Tesla approaches a moment of truth

The month of September will mark a turning point as to whether Tesla Motors will be just another overhyped technology stock or whether it is truly about to lead a revolution in the auto industry.

The month will mark the introduction of Tesla’s Model X, a $90,000 crossover SUV that will test the company’s ability to compete against the other automobile giants. If it passes this test, Tesla will be in a great position to mass-market the $35,000 Model 3 sedan when it goes on sale in late 2017. If the Model X turns out to be a dud, however, Tesla will face a much tougher climb in trying to break into the mainstream with the Model 3 two years from now. At stake will be Tesla’s market capitalization of $31 billion – higher than Chrysler’s – plus that $1 billion “gigafactory” the company is building in the Nevada desert to supply batteries for the anticipated sales of the mid-range Model 3. Plus the home -energy storage market.
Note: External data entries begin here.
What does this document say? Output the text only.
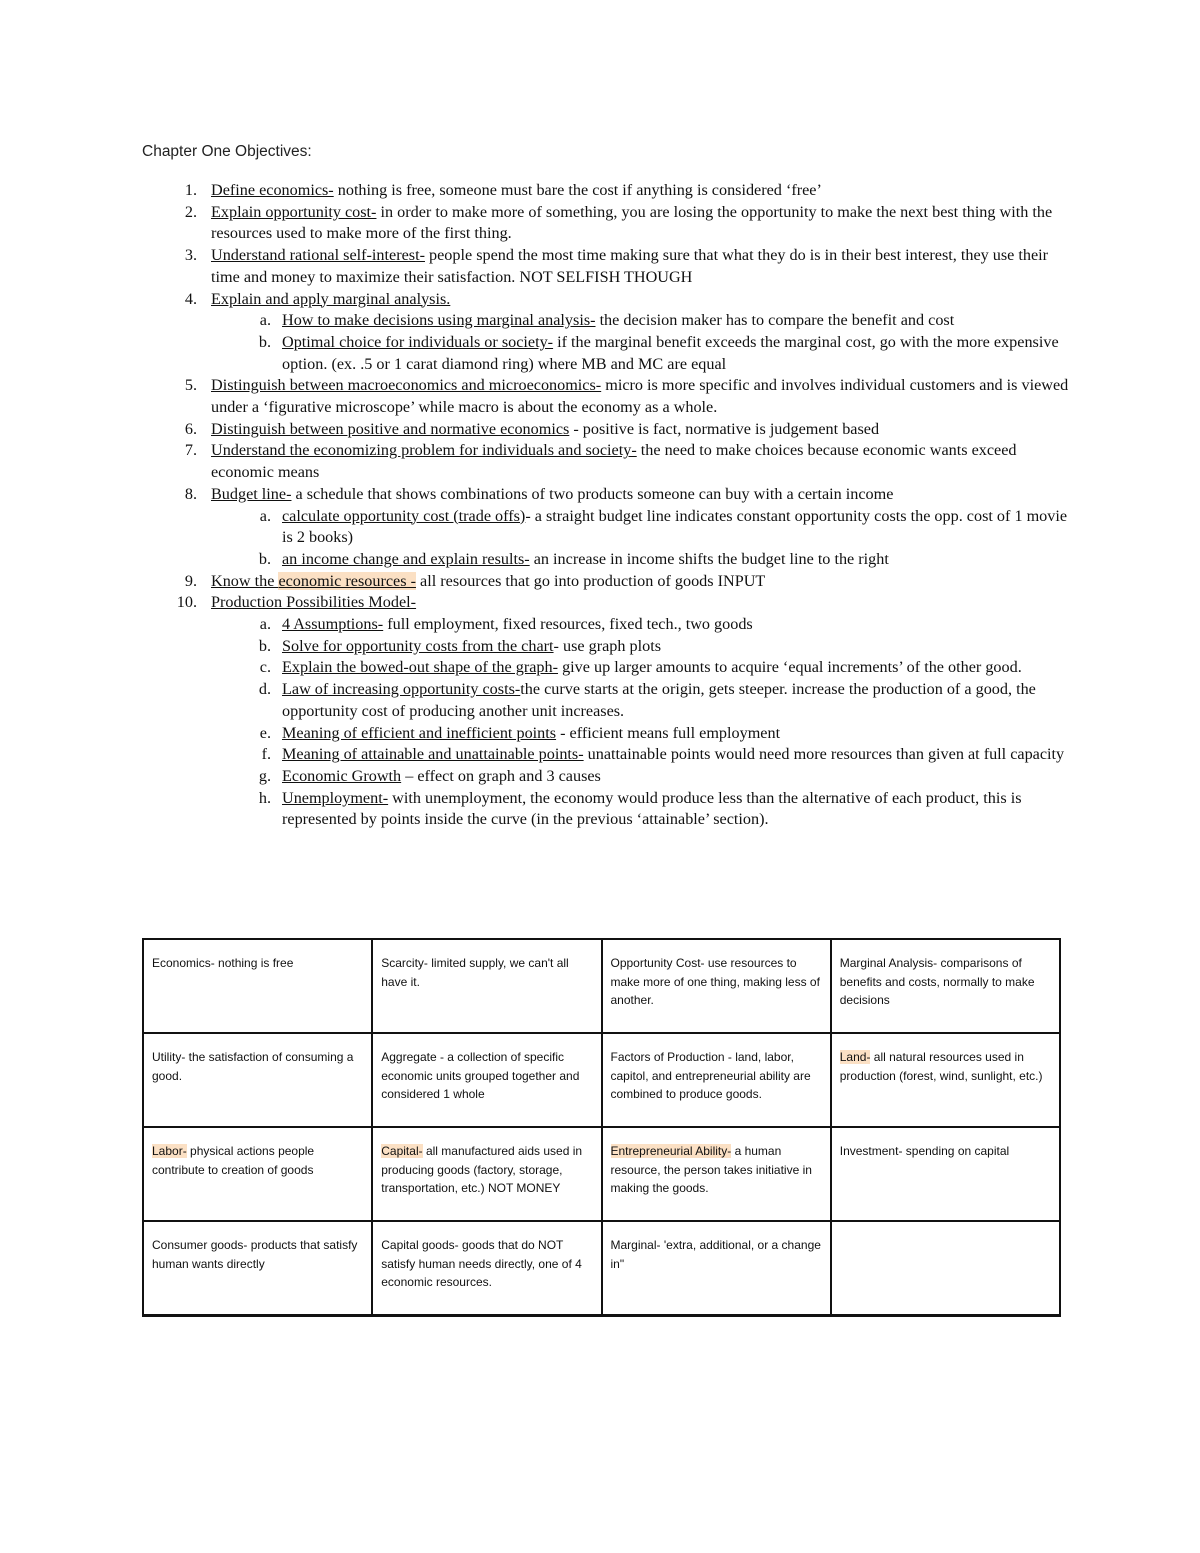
Chapter One Objectives:
1. Define economics- nothing is free, someone must bare the cost if anything is considered ‘free’
2. Explain opportunity cost- in order to make more of something, you are losing the opportunity to make the next best thing with the resources used to make more of the first thing.
3. Understand rational self-interest- people spend the most time making sure that what they do is in their best interest, they use their time and money to maximize their satisfaction. NOT SELFISH THOUGH
4. Explain and apply marginal analysis.
a. How to make decisions using marginal analysis- the decision maker has to compare the benefit and cost
b. Optimal choice for individuals or society- if the marginal benefit exceeds the marginal cost, go with the more expensive option. (ex. .5 or 1 carat diamond ring) where MB and MC are equal
5. Distinguish between macroeconomics and microeconomics- micro is more specific and involves individual customers and is viewed under a ‘figurative microscope’ while macro is about the economy as a whole.
6. Distinguish between positive and normative economics - positive is fact, normative is judgement based
7. Understand the economizing problem for individuals and society- the need to make choices because economic wants exceed economic means
8. Budget line- a schedule that shows combinations of two products someone can buy with a certain income
a. calculate opportunity cost (trade offs)- a straight budget line indicates constant opportunity costs the opp. cost of 1 movie is 2 books)
b. an income change and explain results- an increase in income shifts the budget line to the right
9. Know the economic resources - all resources that go into production of goods INPUT
10. Production Possibilities Model-
a. 4 Assumptions- full employment, fixed resources, fixed tech., two goods
b. Solve for opportunity costs from the chart- use graph plots
c. Explain the bowed-out shape of the graph- give up larger amounts to acquire ‘equal increments’ of the other good.
d. Law of increasing opportunity costs-the curve starts at the origin, gets steeper. increase the production of a good, the opportunity cost of producing another unit increases.
e. Meaning of efficient and inefficient points - efficient means full employment
f. Meaning of attainable and unattainable points- unattainable points would need more resources than given at full capacity
g. Economic Growth – effect on graph and 3 causes
h. Unemployment- with unemployment, the economy would produce less than the alternative of each product, this is represented by points inside the curve (in the previous ‘attainable’ section).
Economics- nothing is free	Scarcity- limited supply, we can't all have it.	Opportunity Cost- use resources to make more of one thing, making less of another.	Marginal Analysis- comparisons of benefits and costs, normally to make decisions
Utility- the satisfaction of consuming a good.	Aggregate - a collection of specific economic units grouped together and considered 1 whole	Factors of Production - land, labor, capitol, and entrepreneurial ability are combined to produce goods.	Land- all natural resources used in production (forest, wind, sunlight, etc.)
Labor- physical actions people contribute to creation of goods	Capital- all manufactured aids used in producing goods (factory, storage, transportation, etc.) NOT MONEY	Entrepreneurial Ability- a human resource, the person takes initiative in making the goods.	Investment- spending on capital
Consumer goods- products that satisfy human wants directly	Capital goods- goods that do NOT satisfy human needs directly, one of 4 economic resources.	Marginal- 'extra, additional, or a change in"	
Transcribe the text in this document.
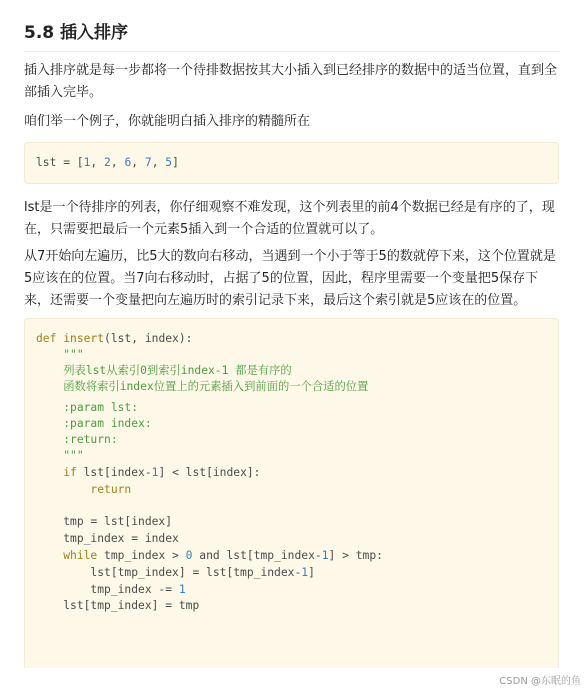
5.8 插入排序

插入排序就是每一步都将一个待排数据按其大小插入到已经排序的数据中的适当位置，直到全
部插入完毕。

咱们举一个例子，你就能明白插入排序的精髓所在

lst = [1, 2, 6, 7, 5]

lst是一个待排序的列表，你仔细观察不难发现，这个列表里的前4个数据已经是有序的了，现
在，只需要把最后一个元素5插入到一个合适的位置就可以了。

从7开始向左遍历，比5大的数向右移动，当遇到一个小于等于5的数就停下来，这个位置就是
5应该在的位置。当7向右移动时，占据了5的位置，因此，程序里需要一个变量把5保存下
来，还需要一个变量把向左遍历时的索引记录下来，最后这个索引就是5应该在的位置。

def insert(lst, index):
"""
列表lst从索引0到索引index-1 都是有序的
函数将索引index位置上的元素插入到前面的一个合适的位置
:param lst:
:param index:
:return:
"""
if lst[index-1] < lst[index]:
return
tmp = lst[index]
tmp_index = index
while tmp_index > 0 and lst[tmp_index-1] > tmp:
lst[tmp_index] = lst[tmp_index-1]
tmp_index -= 1
lst[tmp_index] = tmp
CSDN @东眠的鱼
The possible success of Models X and 3 is so unprecedented that it has caused economists to revise one of the most cherished theories of economic change, the idea of “disruptive technology.”

The idea of disruptive technology comes from the 1997 book by Harvard Business School economist Clayton Christensen and has made the phrase one of the most popular buzzwords in the field of economic progress. The title of Christensen’s book, “The Innovator’s Dilemma,” described how well-established companies often miss important transitions when newcomers break into the market with simplified products targeted at the bottom end. Christensen used the success of personal computers and steel mini-mills to illustrate how newcomers entered the field with cheaper and more convenient products targeted well below those segments claimed by leaders such as IBM or U.S. Steel. Eventually the upstarts toppled the giant.

There’s just one problem in positing Tesla as a disruptive technology: It has been overwhelmingly aimed at the richest auto customers, rather than the poorest. This prompted another Harvard B-School professor, Thomas Bartman, to write an article in the May issue of the Harvard Business Review arguing that Tesla is not disruptive but just another high-priced item aimed at biting off a luxury end of the market. Bartman argued that Tesla is too expensive to be disruptive, but that golf carts and those minimalist electric vehicles being produced in China were the true disrupters of automobile technology. They would catch on as courtesy vehicles for motoring around senior citizens’ centers and eventually upgrade to an urban vehicle convenient for making short shopping trips and finding a place to park.

This challenge has prompted other economists to revise the theory of disruptive technology and to create a new category into which Tesla easily fits. This is known as “high-end disruptors.” Jeff Dyer and Hal Gregersen make the elaborate case, in Forbes, that Tesla is only one of many new high-end disruptors whose chances for success are just as likely as those disruptors coming in from the low end of the market:

Unlike classic disruptive innovations such as steel mini-mills, personal computers and, in the car business, cheap Japanese imports, Tesla never pursued the classic route of going after low-end, price-sensitive customers first with cheaper, inferior technology. It doesn’t pursue nonconsumption, or customers who don’t currently drive cars. Tesla automobiles look and drive much like other cars, use established infrastructure like roads and confine much of their product innovation to only one aspect: the power system.

… Tesla has instead proved to be a different kind of disruptor, a high-end version that can be just as troublesome for the incumbents …

High-end disruptors produce innovations that are leapfrog in nature, making them difficult to imitate rapidly. They outperform existing products on critical attributes on their debut; they sell for a premium price rather than a discount; and they target incumbents’ most profitable customers, going after the most discriminating and least price-sensitive buyers before spreading to the mainstream. If you look within some large companies, you can flesh out previous examples: Apple’s iPod outplayed the Sony Walkman; Starbucks’ high-end coffee drinks and atmosphere drowned out local coffee shops; Dyson’s vacuum cleaners now have solid market share; Garmin’s GPS golf watches have taken much of the business from range finders. The incumbents didn’t react fast enough, and the high-end disruptors took over their market.

So it may be with Tesla. The company may not just disrupt the auto market but may force a revision of one of the most cherished new economic theories — that disruptions must always come from the bottom. Once again, Elon Musk may have outfoxed the experts. But it will all depend on how automobile consumers start responding to the new models targeting the mainstream.

By next month we should start to find out.